I did a survey and presentation on this topic a few years ago. I
think the NAIS took my handout as a document download at their site.
In response to your questions, I think a five to ten year view is that
it will become clearer that schools are all about communications,
personal relationships, research and presentation. For a while, it
appeared that technology could "create unneeded layers" between
faculty and students. It also appeared that "technology would damage
important skills" such as students being able to receive, keep and use
a syllabus on paper and being able to write down homework assignments
from the chalk or whiteboard onto paper.
Obviously, being "paper trained" was seen as more important than
"using the web," but now those attitudes have reversed. As our
students are more mobile and their schedules more dynamic than fixed,
technology helps ensure clarity of expectations and asynchronous
communications outside of classroom meetings. Content delivery that
had to occur during class time can now be moved to a greater extent to
homework, as teachers use online sites to basically build their own
"text books" of information for students to access and use and
collaborate around.
In the 5 to 20 year future, the relationship between student and
teacher and students to students will continue to be the key factor in
a strong school, but technology is going to rotate round that
relationship and create new opportunities and streams for research,
process, collaboration and presentation. It may be invisible a lot
of time, but that's fine.
I rather like this future, but it does cause a Tech Department to
change its focus.

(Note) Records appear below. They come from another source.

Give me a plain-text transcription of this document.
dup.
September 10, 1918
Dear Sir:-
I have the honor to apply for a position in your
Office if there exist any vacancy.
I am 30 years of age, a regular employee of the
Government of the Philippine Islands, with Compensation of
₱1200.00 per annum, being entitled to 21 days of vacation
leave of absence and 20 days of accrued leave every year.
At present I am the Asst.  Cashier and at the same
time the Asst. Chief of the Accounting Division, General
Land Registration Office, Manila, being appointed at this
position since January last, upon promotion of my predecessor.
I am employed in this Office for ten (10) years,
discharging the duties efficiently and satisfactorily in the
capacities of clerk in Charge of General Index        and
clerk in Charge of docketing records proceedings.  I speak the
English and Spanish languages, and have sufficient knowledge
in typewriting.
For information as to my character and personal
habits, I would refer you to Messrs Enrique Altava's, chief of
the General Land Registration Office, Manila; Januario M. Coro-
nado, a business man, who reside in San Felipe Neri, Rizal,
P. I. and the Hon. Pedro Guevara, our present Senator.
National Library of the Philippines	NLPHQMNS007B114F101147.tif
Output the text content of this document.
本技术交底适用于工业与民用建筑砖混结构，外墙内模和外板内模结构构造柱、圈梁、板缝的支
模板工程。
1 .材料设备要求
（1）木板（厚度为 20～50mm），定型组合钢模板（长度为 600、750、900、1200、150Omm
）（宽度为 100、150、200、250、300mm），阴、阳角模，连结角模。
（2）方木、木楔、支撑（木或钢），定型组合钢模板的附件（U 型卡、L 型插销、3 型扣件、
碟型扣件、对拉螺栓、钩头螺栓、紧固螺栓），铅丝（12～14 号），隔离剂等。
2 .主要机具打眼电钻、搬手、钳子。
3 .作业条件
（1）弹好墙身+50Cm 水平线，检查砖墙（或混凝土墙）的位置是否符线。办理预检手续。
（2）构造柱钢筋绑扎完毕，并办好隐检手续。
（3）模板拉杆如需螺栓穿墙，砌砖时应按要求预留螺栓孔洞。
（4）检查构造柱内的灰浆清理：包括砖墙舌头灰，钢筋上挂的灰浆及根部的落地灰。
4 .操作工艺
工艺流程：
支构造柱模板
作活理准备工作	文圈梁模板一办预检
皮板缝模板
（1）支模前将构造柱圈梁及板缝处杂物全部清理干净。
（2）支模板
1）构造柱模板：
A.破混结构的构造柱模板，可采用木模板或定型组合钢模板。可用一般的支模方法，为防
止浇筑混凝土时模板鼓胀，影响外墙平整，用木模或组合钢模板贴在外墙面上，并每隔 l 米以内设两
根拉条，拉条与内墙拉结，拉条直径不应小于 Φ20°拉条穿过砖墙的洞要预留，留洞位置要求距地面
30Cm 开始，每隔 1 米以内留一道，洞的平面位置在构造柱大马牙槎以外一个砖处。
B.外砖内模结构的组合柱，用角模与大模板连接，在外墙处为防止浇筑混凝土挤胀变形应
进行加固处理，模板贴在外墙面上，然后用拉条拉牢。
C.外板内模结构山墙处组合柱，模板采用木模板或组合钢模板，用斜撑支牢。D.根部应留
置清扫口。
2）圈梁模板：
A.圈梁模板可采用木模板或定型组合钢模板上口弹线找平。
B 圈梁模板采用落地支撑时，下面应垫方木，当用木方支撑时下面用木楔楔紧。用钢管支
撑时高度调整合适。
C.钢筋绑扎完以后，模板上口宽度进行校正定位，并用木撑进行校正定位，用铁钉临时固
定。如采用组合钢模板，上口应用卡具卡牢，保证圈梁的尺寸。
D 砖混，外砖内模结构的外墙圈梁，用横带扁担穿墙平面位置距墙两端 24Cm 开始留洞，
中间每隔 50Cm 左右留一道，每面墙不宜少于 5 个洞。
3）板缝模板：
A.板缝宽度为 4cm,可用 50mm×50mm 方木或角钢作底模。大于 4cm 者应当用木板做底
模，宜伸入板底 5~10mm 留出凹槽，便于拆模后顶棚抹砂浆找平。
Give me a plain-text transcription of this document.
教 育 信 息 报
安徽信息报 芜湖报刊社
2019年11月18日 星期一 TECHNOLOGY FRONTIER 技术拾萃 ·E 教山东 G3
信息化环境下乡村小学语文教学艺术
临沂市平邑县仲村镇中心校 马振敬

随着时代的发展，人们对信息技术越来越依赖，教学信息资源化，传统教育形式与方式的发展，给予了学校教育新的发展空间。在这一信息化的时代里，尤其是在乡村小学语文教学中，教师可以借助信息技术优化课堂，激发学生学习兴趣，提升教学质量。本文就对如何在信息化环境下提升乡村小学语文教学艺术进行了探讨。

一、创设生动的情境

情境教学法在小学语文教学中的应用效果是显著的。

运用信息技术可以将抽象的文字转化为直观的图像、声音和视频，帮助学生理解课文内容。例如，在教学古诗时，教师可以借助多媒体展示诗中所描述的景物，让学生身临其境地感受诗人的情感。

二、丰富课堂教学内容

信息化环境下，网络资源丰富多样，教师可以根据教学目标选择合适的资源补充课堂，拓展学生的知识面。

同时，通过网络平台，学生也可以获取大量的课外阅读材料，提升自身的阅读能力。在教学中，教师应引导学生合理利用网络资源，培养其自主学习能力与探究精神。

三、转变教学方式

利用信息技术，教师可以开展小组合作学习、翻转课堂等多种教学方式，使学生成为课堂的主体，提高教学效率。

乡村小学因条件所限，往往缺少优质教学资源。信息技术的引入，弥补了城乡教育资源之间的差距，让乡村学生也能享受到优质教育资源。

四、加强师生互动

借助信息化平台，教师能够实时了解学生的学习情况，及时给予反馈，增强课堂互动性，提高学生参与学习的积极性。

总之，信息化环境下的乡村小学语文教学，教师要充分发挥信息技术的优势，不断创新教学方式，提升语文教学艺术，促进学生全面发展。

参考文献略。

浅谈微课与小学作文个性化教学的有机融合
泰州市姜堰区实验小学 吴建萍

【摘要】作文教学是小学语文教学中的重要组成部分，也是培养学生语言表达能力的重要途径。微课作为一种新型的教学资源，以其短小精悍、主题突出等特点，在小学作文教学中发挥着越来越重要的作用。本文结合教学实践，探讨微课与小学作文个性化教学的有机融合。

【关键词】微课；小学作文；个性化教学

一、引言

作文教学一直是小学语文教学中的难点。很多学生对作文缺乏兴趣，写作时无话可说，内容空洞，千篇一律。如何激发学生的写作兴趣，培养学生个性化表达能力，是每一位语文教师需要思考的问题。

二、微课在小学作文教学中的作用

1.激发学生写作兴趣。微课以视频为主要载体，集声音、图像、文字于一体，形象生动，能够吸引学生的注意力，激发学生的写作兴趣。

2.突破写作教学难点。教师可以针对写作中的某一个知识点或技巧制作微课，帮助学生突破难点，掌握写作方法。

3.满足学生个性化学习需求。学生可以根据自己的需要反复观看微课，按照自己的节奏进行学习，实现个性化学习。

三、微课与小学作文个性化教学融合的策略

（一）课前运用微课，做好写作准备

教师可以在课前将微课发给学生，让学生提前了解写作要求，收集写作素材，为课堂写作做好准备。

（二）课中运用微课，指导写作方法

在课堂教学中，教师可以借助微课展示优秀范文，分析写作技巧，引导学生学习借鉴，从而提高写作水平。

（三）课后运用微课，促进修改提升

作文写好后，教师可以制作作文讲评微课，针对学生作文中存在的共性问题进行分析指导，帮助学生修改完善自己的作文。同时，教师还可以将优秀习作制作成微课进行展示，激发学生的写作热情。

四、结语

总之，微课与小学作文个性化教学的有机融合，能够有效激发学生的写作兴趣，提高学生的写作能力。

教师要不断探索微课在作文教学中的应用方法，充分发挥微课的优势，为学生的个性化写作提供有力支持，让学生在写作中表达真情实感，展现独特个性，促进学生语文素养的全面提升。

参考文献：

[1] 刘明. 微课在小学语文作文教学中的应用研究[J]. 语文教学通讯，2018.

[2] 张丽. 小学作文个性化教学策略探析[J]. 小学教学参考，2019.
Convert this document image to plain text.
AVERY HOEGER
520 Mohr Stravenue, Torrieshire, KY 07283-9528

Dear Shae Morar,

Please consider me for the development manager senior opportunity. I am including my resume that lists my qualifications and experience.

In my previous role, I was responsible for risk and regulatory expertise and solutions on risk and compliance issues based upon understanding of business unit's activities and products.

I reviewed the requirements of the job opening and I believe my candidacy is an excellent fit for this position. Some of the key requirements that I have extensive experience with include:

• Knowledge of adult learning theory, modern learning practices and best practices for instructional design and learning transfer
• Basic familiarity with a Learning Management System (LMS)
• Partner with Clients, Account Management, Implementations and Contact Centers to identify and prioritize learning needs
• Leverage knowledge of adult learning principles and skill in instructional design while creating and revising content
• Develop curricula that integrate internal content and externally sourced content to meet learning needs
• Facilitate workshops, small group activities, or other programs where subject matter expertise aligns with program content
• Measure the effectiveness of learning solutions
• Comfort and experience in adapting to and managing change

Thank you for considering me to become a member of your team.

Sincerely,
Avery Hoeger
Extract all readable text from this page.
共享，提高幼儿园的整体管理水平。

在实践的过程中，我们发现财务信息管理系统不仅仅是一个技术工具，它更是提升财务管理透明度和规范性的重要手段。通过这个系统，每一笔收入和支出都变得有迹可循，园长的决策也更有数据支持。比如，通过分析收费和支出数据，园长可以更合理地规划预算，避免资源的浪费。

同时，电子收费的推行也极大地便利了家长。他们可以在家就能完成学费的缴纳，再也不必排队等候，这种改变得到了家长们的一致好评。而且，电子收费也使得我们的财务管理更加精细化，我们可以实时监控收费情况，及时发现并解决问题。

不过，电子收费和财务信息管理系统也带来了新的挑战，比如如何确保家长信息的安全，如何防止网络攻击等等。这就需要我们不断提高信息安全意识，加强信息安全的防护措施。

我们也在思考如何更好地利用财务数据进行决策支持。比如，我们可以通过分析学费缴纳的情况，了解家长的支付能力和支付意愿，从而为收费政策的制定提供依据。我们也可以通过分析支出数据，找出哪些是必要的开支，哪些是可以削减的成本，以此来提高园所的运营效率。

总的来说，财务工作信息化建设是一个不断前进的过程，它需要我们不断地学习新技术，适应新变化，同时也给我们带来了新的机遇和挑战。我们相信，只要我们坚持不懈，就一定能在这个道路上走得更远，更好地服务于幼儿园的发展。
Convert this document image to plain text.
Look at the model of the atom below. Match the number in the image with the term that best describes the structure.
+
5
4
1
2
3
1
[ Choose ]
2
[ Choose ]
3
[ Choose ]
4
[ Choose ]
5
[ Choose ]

It's possible that the real mission critical uses
of technology may occur entirely outside of the classroom, and maybe
even the school. In fact, technology may enable the classroom
experience to grow in value and importance, even though less
technology is used for that learning experience than school work done
outside of the classroom.
(Not to say that cool technology won't be used in the classroom,
ranging from hand-helds to very-high end rendering stations. There
will always be routine and exceptional classroom technology, but it
may not be the most important element in the bigger picture of
things.)
Thanks!
Jim Heynderickx
Director of Technology
American School in London
On Thu, Feb 5, 2009 at 5:16 PM, Steve Taffee
<Steve_Taffee@castilleja.org> wrote:
> Hello everyone -
>
> Readers of this listserv are certainly aware of all of the promise - and hype - about 21st century teaching and learning, and especially the important role that technology will play in it.